# Deployment

> Building the production images, configuration through environment variables, and running the production stack.

## Production stack

A second Compose file, `docker-compose.prod.yml`, builds the API image and runs the production
topology. The API ships with a `Dockerfile`; the frontend builds to static assets served by your CDN
or a static host.

```sh
docker compose -f docker-compose.prod.yml up -d --build
```

## Configuration is environment variables

Configuration follows a simple rule: the values in `appsettings.json` are **development placeholders**,
and every secret or environment-specific value is overridden by an environment variable in production.
There is no Key Vault or Secrets Manager scaffolding to adopt; wire your platform's secret mechanism
to environment variables and you are done.

Typical overrides:

- `ConnectionStrings__Postgres`
- `ConnectionStrings__Redis`
- `RabbitMq__*`, `Storage__*` (MinIO/S3)
- `Cors__AllowedOrigins`
- OTLP exporter endpoint for your collector

## Database migrations

EF Core migrations are applied automatically on start in development.

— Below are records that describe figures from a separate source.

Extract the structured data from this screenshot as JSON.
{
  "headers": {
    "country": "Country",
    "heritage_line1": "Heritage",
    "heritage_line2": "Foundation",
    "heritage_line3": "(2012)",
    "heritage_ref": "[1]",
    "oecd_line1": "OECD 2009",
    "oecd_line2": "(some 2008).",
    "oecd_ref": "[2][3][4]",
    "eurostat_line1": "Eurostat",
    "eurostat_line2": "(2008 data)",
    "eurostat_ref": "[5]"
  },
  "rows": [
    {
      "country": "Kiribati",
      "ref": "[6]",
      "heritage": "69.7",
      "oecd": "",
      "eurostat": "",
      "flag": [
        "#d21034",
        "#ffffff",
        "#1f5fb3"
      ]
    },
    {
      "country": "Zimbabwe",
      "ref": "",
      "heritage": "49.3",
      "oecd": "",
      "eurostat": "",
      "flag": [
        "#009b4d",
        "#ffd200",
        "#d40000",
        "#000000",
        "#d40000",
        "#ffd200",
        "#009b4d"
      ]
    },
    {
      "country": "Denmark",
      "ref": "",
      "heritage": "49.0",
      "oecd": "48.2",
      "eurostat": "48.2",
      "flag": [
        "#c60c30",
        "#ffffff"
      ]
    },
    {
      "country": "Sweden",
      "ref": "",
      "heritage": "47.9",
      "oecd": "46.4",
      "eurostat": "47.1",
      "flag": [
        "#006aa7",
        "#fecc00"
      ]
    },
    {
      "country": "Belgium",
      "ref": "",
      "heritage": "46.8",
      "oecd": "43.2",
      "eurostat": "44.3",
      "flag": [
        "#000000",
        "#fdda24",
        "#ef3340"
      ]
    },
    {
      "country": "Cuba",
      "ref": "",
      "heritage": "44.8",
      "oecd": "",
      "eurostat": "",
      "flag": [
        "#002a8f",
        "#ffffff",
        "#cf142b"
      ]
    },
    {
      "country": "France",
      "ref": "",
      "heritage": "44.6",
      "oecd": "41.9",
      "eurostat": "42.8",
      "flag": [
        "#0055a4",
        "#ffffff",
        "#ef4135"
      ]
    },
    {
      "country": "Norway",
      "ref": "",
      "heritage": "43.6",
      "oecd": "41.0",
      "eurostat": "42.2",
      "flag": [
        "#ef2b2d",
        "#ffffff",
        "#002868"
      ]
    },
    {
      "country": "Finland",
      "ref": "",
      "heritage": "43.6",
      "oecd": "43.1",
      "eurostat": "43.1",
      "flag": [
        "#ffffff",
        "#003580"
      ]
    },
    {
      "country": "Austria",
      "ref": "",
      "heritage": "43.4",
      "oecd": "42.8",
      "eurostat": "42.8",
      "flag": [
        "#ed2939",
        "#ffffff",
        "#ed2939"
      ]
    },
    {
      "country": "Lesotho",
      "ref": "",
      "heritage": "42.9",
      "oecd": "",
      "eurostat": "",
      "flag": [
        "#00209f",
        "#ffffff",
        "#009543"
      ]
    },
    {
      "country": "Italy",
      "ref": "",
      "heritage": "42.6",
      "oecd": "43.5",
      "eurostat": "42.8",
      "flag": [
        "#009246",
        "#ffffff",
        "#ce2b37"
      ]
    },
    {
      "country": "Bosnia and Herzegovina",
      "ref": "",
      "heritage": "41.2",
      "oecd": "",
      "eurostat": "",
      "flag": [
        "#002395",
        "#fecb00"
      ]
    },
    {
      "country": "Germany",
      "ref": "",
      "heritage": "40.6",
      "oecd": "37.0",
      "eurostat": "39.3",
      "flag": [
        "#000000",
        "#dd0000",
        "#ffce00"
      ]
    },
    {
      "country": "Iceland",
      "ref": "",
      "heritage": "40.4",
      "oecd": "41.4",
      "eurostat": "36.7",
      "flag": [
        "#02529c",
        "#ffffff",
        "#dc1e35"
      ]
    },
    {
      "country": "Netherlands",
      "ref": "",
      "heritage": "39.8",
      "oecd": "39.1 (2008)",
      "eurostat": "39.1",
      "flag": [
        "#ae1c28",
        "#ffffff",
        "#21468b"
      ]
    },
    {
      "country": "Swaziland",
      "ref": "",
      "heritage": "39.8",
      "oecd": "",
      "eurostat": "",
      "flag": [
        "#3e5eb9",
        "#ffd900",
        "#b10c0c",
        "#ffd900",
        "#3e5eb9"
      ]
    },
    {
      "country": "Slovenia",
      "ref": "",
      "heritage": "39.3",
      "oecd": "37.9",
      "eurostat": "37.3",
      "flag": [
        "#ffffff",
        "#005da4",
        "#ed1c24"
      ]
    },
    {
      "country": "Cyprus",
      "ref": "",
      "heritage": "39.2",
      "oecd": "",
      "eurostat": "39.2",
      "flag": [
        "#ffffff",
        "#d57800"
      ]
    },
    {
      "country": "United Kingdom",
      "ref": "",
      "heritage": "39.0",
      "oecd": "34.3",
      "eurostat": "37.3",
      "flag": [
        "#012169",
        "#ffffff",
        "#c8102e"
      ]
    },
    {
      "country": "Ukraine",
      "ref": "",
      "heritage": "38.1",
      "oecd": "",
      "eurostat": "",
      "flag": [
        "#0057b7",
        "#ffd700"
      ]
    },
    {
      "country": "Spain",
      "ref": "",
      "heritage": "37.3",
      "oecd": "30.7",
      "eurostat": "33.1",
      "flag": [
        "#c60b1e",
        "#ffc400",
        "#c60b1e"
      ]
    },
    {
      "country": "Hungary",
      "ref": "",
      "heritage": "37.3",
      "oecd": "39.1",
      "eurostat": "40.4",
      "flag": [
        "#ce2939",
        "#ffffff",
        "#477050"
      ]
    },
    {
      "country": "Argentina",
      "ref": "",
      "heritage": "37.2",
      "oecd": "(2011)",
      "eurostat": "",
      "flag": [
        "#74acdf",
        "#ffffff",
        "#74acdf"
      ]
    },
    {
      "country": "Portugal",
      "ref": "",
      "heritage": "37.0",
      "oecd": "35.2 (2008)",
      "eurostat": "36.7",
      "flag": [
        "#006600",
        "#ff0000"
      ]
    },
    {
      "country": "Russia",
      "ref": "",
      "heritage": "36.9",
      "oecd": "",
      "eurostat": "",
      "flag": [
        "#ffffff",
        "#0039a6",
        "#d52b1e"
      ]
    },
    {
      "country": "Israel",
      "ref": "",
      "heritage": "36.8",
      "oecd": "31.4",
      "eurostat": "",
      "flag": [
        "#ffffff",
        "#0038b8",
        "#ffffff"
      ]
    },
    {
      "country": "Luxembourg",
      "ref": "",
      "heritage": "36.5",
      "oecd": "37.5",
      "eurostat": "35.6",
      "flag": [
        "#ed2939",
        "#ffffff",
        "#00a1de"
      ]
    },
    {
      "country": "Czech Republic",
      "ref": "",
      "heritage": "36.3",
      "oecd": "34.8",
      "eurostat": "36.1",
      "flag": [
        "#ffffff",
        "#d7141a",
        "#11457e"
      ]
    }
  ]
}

For production, run them as an
explicit step in your deploy pipeline so a rollout never races the schema:

```sh
dotnet ef database update \
  --project api/src/Slicekit.Core \
  --startup-project api/src/Slicekit.Api \
  --context AppDbContext
```

## Behind a reverse proxy

The API trusts forwarded headers, so terminate TLS at your proxy or load balancer and forward the
scheme and client address. This keeps secure-cookie flags, redirects and audited IP addresses
correct.

## CI

GitHub Actions builds, tests and lints both sides on every push. Use the same workflows as the gate
for your deploys: a green build is a deployable build.

## Adapting it

Slicekit does not prescribe a host. The images are standard, the configuration is environment
variables, and the observability exporters are OTLP, so point them at your infrastructure and ship.